Interesting Wired article on Bram Cohen, creator of BitTorrent — amazed to learn that BitTorrent traffic now accounts for up to 1/3 of all internet traffic, by some estimates(!). Part-way through the piece an interviewee refers to “Microsoft DRM being useful to ‘keep content out of pirate hands…'”, which naturally sets Cory Doctorow into paroxysms of rational response at Boing-Boing:
…there is not a single piece of content in the history of the universe that has been “kept out of pirate hands” (i.e. kept off the Internet, or prevented from being stamped out in pirate CD factories abroad) by DRM. It’s a weird kind of Big Lie strategy by the DRM people to talk about how DRM can prevent “piracy” when there has never, ever been an example of this happening … BitTorrent proves the futility of DRM as surely as DRM turns honest customers into studio-hating downloaders.
I bought a Sopranos Season Three DVD set for a friend’s Christmas this year.

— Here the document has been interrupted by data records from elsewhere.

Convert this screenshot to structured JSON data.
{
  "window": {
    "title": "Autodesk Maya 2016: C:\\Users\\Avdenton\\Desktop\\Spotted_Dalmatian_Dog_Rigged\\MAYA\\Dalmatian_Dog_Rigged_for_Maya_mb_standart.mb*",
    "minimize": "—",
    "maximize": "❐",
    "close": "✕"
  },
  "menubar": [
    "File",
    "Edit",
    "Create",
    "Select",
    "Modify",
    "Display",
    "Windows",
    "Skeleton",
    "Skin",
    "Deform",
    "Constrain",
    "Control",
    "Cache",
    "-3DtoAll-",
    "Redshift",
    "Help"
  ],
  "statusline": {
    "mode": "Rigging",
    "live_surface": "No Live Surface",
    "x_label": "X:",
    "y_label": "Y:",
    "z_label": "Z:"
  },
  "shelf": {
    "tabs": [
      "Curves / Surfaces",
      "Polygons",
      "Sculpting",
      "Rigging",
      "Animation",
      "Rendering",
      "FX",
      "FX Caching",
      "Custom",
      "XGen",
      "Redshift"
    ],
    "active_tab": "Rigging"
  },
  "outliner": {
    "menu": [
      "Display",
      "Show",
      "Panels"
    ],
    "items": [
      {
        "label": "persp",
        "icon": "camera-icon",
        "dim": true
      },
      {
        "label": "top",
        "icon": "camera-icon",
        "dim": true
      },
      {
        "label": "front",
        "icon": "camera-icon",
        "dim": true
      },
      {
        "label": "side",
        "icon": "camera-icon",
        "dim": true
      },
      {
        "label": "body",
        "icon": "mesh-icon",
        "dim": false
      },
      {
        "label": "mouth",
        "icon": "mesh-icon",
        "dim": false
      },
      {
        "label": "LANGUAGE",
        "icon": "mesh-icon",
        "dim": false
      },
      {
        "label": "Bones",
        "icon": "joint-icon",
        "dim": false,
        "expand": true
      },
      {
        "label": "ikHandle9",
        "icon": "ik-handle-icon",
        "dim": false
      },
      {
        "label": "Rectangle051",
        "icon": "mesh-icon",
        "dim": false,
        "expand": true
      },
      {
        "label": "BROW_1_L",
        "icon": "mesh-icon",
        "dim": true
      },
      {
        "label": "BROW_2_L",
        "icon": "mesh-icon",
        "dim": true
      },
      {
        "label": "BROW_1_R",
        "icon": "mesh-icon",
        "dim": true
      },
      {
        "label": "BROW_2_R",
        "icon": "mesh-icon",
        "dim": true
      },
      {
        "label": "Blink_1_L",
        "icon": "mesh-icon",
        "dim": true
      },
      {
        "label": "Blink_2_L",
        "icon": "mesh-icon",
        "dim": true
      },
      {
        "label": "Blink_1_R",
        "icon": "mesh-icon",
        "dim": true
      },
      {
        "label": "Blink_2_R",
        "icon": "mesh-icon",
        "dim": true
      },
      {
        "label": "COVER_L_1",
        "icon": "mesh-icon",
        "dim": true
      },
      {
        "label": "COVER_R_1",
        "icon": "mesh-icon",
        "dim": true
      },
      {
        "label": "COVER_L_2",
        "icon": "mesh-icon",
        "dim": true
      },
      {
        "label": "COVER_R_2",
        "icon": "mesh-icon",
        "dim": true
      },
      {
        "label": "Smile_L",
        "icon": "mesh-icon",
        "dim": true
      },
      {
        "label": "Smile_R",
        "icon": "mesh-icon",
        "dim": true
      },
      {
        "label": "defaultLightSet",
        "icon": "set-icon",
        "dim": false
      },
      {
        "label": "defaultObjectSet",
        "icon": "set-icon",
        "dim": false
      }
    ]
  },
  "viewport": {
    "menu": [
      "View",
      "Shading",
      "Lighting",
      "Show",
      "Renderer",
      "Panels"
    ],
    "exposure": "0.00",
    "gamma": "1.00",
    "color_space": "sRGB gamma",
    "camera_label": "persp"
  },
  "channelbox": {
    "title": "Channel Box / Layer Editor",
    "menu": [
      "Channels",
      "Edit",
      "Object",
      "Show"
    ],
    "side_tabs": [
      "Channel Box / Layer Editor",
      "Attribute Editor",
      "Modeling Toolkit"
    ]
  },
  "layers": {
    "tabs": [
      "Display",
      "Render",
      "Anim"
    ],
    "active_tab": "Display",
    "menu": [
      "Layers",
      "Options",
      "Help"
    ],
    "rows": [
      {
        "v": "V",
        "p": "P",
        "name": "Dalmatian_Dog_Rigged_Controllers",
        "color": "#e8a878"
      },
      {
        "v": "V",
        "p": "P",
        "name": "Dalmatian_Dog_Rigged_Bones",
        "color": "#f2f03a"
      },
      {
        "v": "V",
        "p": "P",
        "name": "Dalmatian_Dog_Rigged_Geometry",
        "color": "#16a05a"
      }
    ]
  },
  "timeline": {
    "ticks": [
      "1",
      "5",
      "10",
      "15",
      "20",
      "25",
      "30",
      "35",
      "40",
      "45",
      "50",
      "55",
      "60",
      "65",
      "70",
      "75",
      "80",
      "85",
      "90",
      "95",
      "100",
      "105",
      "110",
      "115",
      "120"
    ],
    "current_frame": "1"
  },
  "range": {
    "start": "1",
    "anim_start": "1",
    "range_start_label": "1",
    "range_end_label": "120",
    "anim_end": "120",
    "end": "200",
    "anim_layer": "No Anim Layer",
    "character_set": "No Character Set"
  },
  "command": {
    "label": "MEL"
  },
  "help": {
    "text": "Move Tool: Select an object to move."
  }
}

When the friend opened the gift on her Christmas holiday in France, the discs wouldn’t play in her hotel’s French DVD player; nor would they play in the on-site English PowerBook — because the discs had DRM. At that point, the rational thing to do would have been to sell the discs on Amazon and just download Season Three using BitTorrent — the studios have rigged the game so that you get a superior product (e.g., something you can actually watch) when you download bootlegs from BitTorrent, and they actively punish customers who buy their products instead of downloading them.
In a continued public volley, Wired editor Chris Anderson responded to Doctorow’s blog entry, and Doctorow posted an additional rebuttal.